TL (see TL;DR near the end of the question)
I came about this data with pipes as field delimiters (|
) and backslash-quote pairs as quotes (\"
) to fields with delimiters in the data, such as:
1|\"2\"|\"3.1|3.2\"|4 # basically 1, 2, 3.1|3.2, 4
that is (in awk):
$1==1
$2==\"2\"
$3==\"3.1|3.2\"
$4==4
I decided to try and use GNU awk's FPAT to solve the field issue since writing a negative match regex to \"
didn't seem that bad.
I came about this answer to Regular expression to match a line that doesn't contain a word with a link to (an offsite link) an online generator of negative regular expressions given an input phrase.
As the generator supports only alphanumeric and space characters currently, \"
(backslash-quote) was replaced with bq
and the generator provided regex:
^([^b]|b+[^bq])*b*$
|
was replaced with a p
and the data above replaced with:
1pbq2bqpbq3.1p3.2bqp4
1|\"2\"|\"3.1|3.2\"|4 # original for comparision
Sample FPAT
from GNU awk documentation (FPAT="([^,]*)|(\"[^\"]+\")"

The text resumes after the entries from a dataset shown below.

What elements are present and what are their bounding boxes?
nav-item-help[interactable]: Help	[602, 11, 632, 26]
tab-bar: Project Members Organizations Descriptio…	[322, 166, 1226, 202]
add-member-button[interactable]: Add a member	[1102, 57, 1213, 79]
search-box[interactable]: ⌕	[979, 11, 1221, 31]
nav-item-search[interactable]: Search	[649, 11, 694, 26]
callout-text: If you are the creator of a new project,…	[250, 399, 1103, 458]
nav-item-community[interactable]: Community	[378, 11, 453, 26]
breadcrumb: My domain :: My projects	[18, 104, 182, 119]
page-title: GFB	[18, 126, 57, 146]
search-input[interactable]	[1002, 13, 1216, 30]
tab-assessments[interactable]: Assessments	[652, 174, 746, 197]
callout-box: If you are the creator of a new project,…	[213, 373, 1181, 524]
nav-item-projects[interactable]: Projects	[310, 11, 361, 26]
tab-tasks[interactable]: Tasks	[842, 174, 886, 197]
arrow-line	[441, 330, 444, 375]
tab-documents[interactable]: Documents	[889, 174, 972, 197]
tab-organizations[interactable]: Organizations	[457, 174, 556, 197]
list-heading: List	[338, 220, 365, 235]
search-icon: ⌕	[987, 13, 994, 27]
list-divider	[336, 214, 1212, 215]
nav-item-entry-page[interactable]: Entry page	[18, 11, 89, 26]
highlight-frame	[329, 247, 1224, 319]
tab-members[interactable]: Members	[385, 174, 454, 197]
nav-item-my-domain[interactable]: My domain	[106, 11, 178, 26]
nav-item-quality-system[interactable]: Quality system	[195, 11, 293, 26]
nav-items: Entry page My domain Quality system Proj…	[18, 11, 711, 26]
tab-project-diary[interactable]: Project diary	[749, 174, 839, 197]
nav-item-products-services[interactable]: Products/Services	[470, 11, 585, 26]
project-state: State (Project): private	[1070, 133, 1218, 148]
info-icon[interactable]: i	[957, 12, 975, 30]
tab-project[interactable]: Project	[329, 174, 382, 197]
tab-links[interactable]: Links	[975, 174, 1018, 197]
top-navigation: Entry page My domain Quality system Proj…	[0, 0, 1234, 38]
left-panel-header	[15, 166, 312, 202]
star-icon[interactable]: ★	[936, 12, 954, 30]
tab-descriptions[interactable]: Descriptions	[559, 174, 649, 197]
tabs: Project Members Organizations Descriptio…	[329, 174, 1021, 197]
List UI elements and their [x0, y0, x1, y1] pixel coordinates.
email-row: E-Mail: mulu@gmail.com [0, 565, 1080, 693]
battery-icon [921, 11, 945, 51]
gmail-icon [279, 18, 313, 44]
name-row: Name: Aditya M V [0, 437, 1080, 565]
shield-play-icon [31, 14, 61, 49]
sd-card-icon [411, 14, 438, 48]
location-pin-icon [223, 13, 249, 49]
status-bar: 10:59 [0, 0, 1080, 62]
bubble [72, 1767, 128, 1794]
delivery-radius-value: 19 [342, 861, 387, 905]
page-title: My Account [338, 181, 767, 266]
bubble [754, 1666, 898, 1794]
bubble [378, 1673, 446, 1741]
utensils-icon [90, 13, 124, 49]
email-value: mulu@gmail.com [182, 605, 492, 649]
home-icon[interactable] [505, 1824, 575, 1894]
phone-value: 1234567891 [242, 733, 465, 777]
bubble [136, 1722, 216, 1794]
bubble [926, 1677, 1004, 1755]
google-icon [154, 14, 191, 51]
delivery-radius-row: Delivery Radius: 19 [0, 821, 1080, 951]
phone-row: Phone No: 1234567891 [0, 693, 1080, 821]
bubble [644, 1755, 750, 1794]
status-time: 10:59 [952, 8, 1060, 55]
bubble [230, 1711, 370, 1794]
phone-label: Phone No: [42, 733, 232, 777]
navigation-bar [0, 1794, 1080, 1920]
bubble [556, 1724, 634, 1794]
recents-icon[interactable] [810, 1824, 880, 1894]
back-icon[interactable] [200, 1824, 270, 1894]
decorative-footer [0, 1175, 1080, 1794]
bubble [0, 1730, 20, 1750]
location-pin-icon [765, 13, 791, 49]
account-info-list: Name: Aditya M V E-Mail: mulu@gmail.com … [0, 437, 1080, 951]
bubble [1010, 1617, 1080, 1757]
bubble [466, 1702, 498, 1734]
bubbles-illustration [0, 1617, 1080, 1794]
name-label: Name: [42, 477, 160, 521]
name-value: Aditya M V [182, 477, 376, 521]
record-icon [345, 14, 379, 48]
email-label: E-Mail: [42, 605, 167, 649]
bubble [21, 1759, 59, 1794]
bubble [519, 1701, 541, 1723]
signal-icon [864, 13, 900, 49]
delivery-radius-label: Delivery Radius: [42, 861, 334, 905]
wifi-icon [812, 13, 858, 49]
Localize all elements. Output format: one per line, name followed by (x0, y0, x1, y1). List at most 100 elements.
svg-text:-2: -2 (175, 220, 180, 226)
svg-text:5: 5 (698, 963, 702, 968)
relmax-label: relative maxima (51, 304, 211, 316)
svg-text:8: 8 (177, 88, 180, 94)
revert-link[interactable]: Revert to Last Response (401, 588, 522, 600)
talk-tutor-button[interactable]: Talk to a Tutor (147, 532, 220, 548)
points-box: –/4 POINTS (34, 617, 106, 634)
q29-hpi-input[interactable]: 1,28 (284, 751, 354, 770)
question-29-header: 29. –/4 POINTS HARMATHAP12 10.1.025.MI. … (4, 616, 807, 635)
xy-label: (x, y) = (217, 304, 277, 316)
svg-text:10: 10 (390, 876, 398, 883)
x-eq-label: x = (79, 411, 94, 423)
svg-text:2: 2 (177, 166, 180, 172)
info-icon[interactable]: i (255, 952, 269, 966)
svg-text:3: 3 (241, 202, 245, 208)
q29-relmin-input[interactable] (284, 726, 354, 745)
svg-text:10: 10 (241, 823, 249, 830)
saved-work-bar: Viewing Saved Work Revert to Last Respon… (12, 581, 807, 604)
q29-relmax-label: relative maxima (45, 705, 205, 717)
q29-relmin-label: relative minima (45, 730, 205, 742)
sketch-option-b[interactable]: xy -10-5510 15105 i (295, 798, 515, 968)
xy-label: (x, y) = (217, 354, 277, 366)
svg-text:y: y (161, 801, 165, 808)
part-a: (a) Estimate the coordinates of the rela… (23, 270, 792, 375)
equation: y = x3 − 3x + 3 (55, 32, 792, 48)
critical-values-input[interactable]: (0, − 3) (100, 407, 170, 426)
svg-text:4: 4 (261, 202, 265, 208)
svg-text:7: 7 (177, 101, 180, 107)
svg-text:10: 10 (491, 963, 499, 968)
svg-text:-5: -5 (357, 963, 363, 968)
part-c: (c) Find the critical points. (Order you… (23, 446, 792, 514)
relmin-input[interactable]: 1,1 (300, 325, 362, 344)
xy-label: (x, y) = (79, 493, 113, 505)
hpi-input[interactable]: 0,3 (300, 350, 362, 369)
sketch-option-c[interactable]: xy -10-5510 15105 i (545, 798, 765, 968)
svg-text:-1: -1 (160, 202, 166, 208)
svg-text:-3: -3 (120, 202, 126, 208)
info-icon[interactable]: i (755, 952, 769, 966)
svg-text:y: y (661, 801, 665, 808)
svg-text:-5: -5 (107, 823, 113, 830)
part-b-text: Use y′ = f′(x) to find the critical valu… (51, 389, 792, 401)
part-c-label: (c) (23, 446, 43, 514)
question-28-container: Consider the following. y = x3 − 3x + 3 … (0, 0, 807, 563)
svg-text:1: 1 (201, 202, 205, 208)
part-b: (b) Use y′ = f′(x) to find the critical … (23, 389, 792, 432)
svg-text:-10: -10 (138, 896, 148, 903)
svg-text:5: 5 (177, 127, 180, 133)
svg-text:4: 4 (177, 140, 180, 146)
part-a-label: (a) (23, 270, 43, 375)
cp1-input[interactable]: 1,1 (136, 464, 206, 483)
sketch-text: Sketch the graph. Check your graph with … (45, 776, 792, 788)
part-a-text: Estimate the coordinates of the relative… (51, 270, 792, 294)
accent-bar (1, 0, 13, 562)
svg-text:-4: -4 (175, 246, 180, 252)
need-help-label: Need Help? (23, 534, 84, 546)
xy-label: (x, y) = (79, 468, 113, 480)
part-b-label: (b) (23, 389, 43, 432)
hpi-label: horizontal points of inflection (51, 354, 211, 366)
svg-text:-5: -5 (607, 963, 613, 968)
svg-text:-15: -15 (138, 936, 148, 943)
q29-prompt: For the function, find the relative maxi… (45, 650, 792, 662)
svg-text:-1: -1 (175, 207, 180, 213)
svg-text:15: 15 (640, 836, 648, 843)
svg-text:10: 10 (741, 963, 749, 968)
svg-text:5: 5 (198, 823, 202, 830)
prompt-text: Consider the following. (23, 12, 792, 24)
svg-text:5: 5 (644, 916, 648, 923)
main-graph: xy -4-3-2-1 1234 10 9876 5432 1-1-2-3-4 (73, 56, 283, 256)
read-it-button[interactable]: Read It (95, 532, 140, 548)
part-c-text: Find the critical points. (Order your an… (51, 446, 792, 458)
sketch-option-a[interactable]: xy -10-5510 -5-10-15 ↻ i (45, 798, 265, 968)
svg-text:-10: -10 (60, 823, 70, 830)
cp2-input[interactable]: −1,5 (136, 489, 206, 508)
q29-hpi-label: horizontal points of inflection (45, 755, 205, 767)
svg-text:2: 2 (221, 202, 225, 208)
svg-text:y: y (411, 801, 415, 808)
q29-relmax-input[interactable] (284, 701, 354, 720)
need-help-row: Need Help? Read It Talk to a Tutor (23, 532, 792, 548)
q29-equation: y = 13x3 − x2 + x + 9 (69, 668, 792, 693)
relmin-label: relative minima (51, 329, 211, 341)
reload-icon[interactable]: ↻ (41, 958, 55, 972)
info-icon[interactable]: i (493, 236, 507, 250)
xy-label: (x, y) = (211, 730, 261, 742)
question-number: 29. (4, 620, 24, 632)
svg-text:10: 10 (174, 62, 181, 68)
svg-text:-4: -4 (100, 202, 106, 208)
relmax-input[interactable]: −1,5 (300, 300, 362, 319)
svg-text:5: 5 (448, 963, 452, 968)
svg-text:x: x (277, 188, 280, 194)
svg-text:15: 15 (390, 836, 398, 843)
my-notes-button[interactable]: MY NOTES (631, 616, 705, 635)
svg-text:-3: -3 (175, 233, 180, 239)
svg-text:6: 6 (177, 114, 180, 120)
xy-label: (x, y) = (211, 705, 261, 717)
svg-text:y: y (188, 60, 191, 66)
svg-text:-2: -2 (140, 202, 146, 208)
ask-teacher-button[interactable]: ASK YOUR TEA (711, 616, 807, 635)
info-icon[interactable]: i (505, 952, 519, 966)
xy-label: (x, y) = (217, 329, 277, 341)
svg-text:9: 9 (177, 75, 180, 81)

) was used to generate an FPAT
:
FPAT="([^p]*)|(bq([^b]|b+[^bq])*b*bq)"
and a trial was done:
$ gawk 'BEGIN {
FPAT="([^p]*)|(bq([^b]|b+[^bq])*b*bq)"
OFS=ORS
}
{
print $1,$2,$3,$4
}' data
which output:
1
bq2bq
bq3.1p3.2bq
4
which is right. Replacing pq
s with |"
s in the program produced:
$ gawk 'BEGIN {
FPAT="([^|]*)|(b\"([^b]|b+[^b\"])*b*b\")"
OFS=ORS
}
{
print $1,$2,$3,$4
}' data
outputs:
1
b"2b"
b"3.1|3.2b"
4
which is still right. However, when replacing b
s with \
s and adding some escaping, resulted in:
(TL;DR how to fix escaping in below script)
$ gawk 'BEGIN {
FPAT="([^|]*)|(\\\"([^\\]|\\+[^\\\"])*\\*\\\")"
OFS=ORS
}
{
print $1,$2,$3,$4
}' data
and output fails or differs from the previous:
1
\"2\"
\"3.1
3.2\"
so there is probably something wrong with my \\
s but after too many try and errs my head is filled with backslashes and all thoughts pretty much escaped (pun intended). And as the community is all about sharing, I thought to share my headache with you guys.
Edit: Apparently it's got something to do with backslashes in quotes, since if instead of defining FPAT="..."
I use GNU awk's strongly typed typing FPAT=@/.../
I get the correct output:
$ gawk 'BEGIN {
FPAT=@/([^|]*)|(\\\"([^\\]|\\+[^\\\"])*\\*\\\")/
OFS=ORS
}
{
print $1,$2,$3,$4
}' data
Output now:
1
\"2\"
\"3.1|3.2\"
4